Verstörende Erinnerungen erwachen in der Ich-Erzählerin während der Beisetzung des ihr unbekannten Bankiers Alphonse Steiner. Erinnerungen an die Unsicherheit ihrer Mutter, sich als zur Familie gehörig zu fühlen. Das Misstrauen zwischen ihren Eltern. Ihr eigenes Gefühl, sich mit schönen Kleidern und distanziertem Verhalten von anderen abzusetzen. Ohne zu viel zu verraten: Die Reise, zu Anfang in einem unheimlichen Märchenton erzählt, ist der Auftakt für die Suche nach den leiblichen Eltern der Erzählerin. Eine schmerzhafte Suche, die sich wie ein Krimi entwickelt. Die „zweite“ Mutter, wie die Erzählerin ihre Adoptivmutter nennt, verweigert sich der Auseinanderetzung ebenso, wie die „erste“ Mutter sich über den leiblichen Vater ausschweigen möchte. Für beide Frauen ist die Erinnerung blockiert durch das, was in ihrem Leben ungelebt blieb. Mit beeindruckender Hartnäckigkeit verfolgt die Erzählerin ihr Ziel; was sich entfaltet, wird über die persönliche Geschichte hinaus ein Stück deutscher Geschichte, zurück bis zu den neu entdeckten Kreuzberger Großeltern, über die dreißiger Jahre in Ahlbeck auf Usedom und bis nach Marseille. Sie berührt die Nachkriegsgeschichte in Köln und führt bis ins heutige Berlin. Das alles wird auf 194 Seiten verdichtet und klar erzählt, manchmal zum Weinen anrührend, manchmal durchsetzt von einem maliziösen, warmen Humor.

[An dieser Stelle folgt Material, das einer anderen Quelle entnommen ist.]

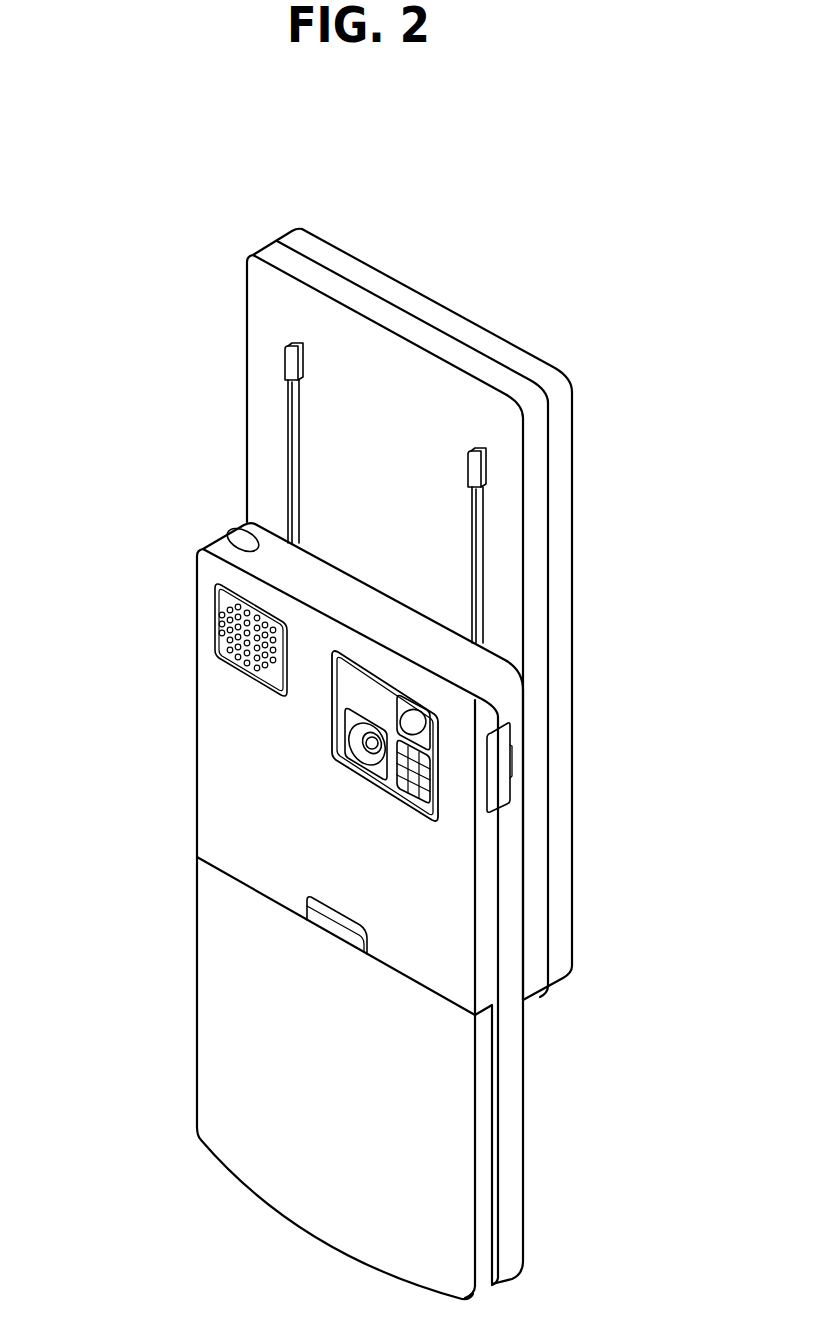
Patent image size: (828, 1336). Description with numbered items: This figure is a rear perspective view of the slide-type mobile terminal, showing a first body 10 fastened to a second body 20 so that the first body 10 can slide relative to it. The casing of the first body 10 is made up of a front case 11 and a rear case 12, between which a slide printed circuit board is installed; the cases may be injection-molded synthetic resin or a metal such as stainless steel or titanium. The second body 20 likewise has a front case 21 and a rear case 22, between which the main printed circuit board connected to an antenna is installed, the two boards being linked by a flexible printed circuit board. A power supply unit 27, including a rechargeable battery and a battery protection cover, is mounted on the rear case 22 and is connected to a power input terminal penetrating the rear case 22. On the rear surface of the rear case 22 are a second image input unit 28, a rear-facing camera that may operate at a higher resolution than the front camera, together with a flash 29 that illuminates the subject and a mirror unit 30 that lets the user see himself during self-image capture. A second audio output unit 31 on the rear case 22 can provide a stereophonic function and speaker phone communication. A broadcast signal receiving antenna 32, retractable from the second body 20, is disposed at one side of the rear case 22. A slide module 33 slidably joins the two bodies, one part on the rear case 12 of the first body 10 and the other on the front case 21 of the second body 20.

The first body 10 is at (343, 584).
The front case 11 is at (305, 239).
The rear case 12 is at (277, 253).
The second body 20 is at (361, 887).
The front case 21 is at (513, 1075).
The rear case 22 is at (487, 977).
The power supply unit 27 is at (207, 967).
The second image input unit 28 is at (372, 749).
The flash 29 is at (436, 798).
The mirror unit 30 is at (414, 721).
The second audio output unit 31 is at (213, 619).
The broadcast signal receiving antenna 32 is at (238, 537).
The slide module 33 is at (472, 580).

Das Verbot, die eigene Geschichte zu kennen, wird zum Motor des Erzählens, und die Unsicherheit über die eigene Identität öffnet den Blick auf Gesten und Räume. Eine komplizierte Reflexion über die Verankerung im Leben wird hier überaus einfach erzählt: wie ein authentisches Material zerfällt und neu zusammengefügt werden muss. Das literarische Wissen um die vielen Wahrheiten muss mit der existenziellen Sehnsucht zusammengebracht werden, was die eine Wahrheit über die Herkunft ist. Ein Kunststück aus Weisheit und Wut.

Barbara Bongartz: Der Tote von Passy. Roman. Dittrich Verlag, Berlin 2007. 194 Seiten, 19,90 €.